Fluid Resuscitation and Progression to Renal Replacement Therapy in Patients with COVID-19

2021 
Abstract Background Coronavirus disease (COVID-19) is associated with respiratory symptoms and renal effects. Data regarding fluid resuscitation and kidney injury in COVID-19 is lacking and understanding this relationship is critical. Objectives To determine if there is an association between fluid volume administered in 24 hours and development of renal failure in COVID-19 patients. Methods Retrospective chart review; 14 hospitals in Indiana. Included patients ≥18 years old, admitted between March 11, 2020 and April 13, 2020 with a positive test for SARS-CoV-2 within 3 days of admission. Patients requiring renal replacement therapy prior to admission were excluded. Volumes and types of resuscitative intravenous fluids in the first 24 hours were obtained with demographics, medical history, and other objective data. The primary outcome was initiation of renal replacement therapy. Logistic regression modeling was utilized in creating multivariate models for determining factors associated with the primary outcome.
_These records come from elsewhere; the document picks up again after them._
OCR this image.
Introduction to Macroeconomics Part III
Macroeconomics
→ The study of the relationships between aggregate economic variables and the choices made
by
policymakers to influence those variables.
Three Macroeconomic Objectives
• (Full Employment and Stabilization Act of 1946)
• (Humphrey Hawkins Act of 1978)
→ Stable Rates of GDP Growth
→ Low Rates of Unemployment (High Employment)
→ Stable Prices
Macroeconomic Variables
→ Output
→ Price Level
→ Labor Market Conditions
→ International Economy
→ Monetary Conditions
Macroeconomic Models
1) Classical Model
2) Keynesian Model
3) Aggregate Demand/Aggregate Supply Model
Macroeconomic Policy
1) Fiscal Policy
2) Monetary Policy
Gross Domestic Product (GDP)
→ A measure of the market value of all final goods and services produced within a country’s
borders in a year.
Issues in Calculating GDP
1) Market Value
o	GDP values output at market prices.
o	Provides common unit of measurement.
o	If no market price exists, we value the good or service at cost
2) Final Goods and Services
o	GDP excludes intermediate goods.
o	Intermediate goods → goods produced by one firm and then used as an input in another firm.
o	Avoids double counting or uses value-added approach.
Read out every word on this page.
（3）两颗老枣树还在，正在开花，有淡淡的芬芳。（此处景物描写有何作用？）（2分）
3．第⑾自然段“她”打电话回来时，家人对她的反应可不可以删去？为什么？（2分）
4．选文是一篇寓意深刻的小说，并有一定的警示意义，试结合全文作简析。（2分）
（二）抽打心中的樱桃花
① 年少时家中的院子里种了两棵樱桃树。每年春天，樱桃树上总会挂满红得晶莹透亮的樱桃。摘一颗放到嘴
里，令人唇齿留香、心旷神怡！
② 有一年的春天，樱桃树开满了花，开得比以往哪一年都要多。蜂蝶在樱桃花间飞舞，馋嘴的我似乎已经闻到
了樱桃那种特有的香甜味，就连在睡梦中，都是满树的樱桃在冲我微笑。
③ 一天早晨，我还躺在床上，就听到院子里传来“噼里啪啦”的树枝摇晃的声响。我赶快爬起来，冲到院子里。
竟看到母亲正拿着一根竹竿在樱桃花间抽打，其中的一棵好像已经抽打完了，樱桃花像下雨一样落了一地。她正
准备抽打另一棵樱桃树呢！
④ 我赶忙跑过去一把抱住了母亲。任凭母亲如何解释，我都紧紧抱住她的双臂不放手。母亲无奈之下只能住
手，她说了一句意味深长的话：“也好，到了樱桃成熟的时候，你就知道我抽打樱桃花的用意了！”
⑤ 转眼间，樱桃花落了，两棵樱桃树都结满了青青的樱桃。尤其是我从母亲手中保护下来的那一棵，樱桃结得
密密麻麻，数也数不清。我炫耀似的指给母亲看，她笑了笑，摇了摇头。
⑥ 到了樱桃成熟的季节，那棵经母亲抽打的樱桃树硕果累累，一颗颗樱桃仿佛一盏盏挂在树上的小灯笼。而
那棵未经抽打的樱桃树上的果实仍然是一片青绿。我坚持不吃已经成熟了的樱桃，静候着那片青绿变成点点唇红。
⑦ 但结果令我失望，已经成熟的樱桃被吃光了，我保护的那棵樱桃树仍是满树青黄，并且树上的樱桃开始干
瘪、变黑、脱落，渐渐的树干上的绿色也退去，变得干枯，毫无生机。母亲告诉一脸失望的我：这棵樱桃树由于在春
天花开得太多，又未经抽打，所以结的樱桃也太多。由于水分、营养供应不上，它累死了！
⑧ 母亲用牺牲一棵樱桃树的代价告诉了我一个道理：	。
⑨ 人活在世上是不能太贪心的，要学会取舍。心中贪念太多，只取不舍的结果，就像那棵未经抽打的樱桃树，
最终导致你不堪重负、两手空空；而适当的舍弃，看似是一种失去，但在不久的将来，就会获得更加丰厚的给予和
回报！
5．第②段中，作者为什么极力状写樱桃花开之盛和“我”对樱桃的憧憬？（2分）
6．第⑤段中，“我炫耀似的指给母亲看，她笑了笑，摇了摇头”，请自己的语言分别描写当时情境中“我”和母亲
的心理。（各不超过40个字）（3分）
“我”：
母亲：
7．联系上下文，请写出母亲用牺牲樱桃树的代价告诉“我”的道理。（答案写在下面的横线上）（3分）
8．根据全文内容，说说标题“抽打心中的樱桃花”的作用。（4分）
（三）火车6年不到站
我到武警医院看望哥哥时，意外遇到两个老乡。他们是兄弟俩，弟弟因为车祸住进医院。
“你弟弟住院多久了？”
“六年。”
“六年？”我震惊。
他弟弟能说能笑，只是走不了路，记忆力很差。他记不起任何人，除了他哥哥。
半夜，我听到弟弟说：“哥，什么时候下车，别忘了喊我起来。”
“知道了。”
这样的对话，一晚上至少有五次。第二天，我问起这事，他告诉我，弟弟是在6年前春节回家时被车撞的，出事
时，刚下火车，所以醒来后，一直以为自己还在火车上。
Results The fluid volume received in the first 24 hours from hospital admission was associated with initiation of renal replacement therapy in two different multi-variate logistic regression models. An odds ratio of 1.42 (CI 1.01 – 1.99) was observed when adjusting for age, heart failure, obesity, creatinine, bicarbonate, and total fluid volume. An odds ratio of 1.45 (CI 1.02 – 2.05) was observed when variables significant in univariate analysis were adjusted for. Conclusions Each liter of intravenous fluid administered to patients with COVID-19 in the first 24 hours of presentation was independently associated with an increased risk for initiation of renal replacement therapy, supporting judicious fluid administration in patient with this disease.